Une poignée de capteurs intégrés à la semelle d’une chaussure permettraient-ils d’améliorer significativement la vie de ceux qui la portent ? Au Ceatec de Tokyo, l’industrie montre comment des capteurs au traitement massif des données, la santé gagnerait à être connectée.
Dans cette semelle transparente, Fujitsu cache un capteur de pression, un accéléromètre et un module capable de mesurer la torsion. Le tout communique avec un petit boîtier lui-même connecté au téléphone de l’utilisateur, qui se chargera de répercuter ces informations vers un serveur distant. Aujourd’hui, il faut une batterie avec recharge sans fil pour alimenter l’ensemble, mais il fonctionnera demain de façon autonome, grâce à un film piézoélectrique qui convertira l’énergie de la marche en électricité.
D’un coût marginal – l’équivalent de quelques dizaines d’euros – ce petit dispositif sait donc mesurer l’activité physique de son porteur avec précision. Couplé au GPS du smartphone, il peut aussi suivre sa position en temps réel, et livrer en fin de journée un état des lieux complets : endroits visités, temps consacré à la marche, vitesse de déplacement, etc.
Mais que faire de ces données ? Au Ceatec de Tokyo, Fujitsu invite les acteurs du secteur de la santé connectée à dépasser la mesure de soi individuelle, domaine déjà bien couvert par les innombrables applications dédiées aux bracelets ou montres connectés du marché. Pour ce faire, l’antienne est déjà bien connue : il faut croiser les données. Dans un premier temps, il propose de les enrichir d’une couche supplémentaire d’informations personnelles liées au porteur, qui pourrait renseigner sa condition physique, ses éventuels soucis de santé ou ses objectifs en termes de bien-être. Nourri des statistiques émanant de la base installée, le service construit sur cette base saurait alors prodiguer des conseils adaptés et personnalisés.
« Think global, act local »
Fujitsu file la logique un cran plus loin, en imaginant que ces données soient aussi associées à des informations publiques, de nature démographique par exemple, situées dans le champ de l’open data, de façon à ce que les traitements informatiques effectués sur la base des remontées individuelles accouchent d’analyses valables au niveau collectif. De quoi mieux comprendre les déplacements des piétons en ville ou mieux cerner les habitudes d’une population en termes d’activité physique.

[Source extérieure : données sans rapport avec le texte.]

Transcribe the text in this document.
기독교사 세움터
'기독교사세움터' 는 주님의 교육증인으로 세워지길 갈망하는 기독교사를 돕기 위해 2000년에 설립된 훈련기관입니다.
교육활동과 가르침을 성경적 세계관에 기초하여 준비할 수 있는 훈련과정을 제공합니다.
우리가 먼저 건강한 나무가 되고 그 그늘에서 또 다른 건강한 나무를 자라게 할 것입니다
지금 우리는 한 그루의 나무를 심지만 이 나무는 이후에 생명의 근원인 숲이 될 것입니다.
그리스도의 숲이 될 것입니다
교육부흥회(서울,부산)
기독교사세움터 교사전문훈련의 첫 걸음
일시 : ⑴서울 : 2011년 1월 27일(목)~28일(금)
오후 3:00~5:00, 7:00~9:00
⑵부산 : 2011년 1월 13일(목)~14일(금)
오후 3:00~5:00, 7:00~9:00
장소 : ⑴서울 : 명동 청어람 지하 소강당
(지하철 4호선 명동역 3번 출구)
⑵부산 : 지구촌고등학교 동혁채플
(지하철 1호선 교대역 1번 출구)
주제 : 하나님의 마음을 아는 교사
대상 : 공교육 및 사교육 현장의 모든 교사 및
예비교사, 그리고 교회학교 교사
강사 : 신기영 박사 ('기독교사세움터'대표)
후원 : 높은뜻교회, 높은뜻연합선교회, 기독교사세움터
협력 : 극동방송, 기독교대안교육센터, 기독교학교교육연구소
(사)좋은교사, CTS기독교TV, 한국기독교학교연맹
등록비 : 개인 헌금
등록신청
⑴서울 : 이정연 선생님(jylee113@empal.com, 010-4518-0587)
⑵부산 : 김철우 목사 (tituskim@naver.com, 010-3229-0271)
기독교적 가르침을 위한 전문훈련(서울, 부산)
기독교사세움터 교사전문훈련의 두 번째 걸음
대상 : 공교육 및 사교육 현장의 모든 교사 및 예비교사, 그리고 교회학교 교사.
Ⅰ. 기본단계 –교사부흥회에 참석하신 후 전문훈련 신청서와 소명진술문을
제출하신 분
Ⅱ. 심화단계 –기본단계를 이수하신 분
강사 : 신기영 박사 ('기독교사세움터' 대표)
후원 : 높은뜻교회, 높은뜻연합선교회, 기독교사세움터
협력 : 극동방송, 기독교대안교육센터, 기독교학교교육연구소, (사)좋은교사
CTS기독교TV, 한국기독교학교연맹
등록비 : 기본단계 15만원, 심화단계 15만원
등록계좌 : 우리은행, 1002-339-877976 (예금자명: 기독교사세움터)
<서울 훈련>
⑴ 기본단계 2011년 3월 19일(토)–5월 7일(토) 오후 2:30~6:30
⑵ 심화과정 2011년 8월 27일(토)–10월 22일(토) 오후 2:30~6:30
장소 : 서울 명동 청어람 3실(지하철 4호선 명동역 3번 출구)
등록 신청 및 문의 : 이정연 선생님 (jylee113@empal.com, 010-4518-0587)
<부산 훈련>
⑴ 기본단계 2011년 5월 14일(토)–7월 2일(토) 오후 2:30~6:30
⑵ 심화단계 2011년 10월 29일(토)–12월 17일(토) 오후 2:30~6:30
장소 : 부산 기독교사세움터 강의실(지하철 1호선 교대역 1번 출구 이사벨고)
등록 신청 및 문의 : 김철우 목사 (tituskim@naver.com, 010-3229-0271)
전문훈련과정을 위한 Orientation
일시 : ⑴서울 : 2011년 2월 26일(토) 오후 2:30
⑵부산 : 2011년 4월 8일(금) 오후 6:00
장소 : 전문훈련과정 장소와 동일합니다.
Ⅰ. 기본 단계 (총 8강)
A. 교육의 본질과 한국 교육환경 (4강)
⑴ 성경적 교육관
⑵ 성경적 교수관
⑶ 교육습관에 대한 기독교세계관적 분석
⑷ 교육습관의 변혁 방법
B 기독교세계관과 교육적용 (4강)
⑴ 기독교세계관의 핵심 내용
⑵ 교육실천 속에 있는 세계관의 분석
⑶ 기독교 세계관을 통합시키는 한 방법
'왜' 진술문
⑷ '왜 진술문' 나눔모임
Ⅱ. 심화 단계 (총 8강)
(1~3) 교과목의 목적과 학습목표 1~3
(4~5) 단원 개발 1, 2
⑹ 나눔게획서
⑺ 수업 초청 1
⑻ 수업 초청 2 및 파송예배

Rencontré à Tokyo, l’industriel japonais se contente d’avancer des pistes de réflexion mais ne prétend pas fournir lui-même les réponses. Il envoie en revanche régulièrement ses ingénieurs participer à des hackathons dans lesquels des équipes planchent sur les différentes façons possibles d’exploiter les données remontées par les capteurs liés à la mesure de soi.
Vers une médecine du travail connectée ?
D’autres avancent une proposition de valeur plus concrète. Son compatriote Kyocera, par exemple, dessine un scénario pensé pour l’entreprise. Chaque employé porte un petit tracker d’activité capable de garder une trace de toute l’activité physique de la journée. Pour ceux qui sont en surpoids, une application mobile permet de mesurer rapidement le tour de taille en faisant glisser un smartphone à la surface du ventre. Elle délivre instantanément une analyse approximative de la masse graisseuse associée. En parallèle, Kyocera propose d’exploiter une application photo intelligente sachant reconnaître les aliments présents dans l’assiette, pour que chacun puisse suivre sa consommation calorique au quotidien.
L’ensemble servirait le collaborateur, en lui permettant de suivre au quotidien sa forme physique. Il pourrait aussi donner naissance à une médecine du travail « connectée », capable demain d’aménager l’emploi du temps d’une personne en particulier pour lui faire prendre un peu d’exercice. Les médecins auraient aussi la possibilité de surveiller les indicateurs de forme au niveau global, de façon à prodiguer conseils ou actions spécifiques à une population d’employés donnée, affectée par un phénomène commun (sédentarité excessive par exemple).
Quel intérêt pour ces deux acteurs ? Chacun à son niveau, ils ambitionnent de se positionner comme celui qui fournira la technologie sous-tendant les futurs services à venir : serveurs et plateforme de développement pour Fujitsu, capteurs et solutions matérielles pour le spécialiste du composant Kyocera.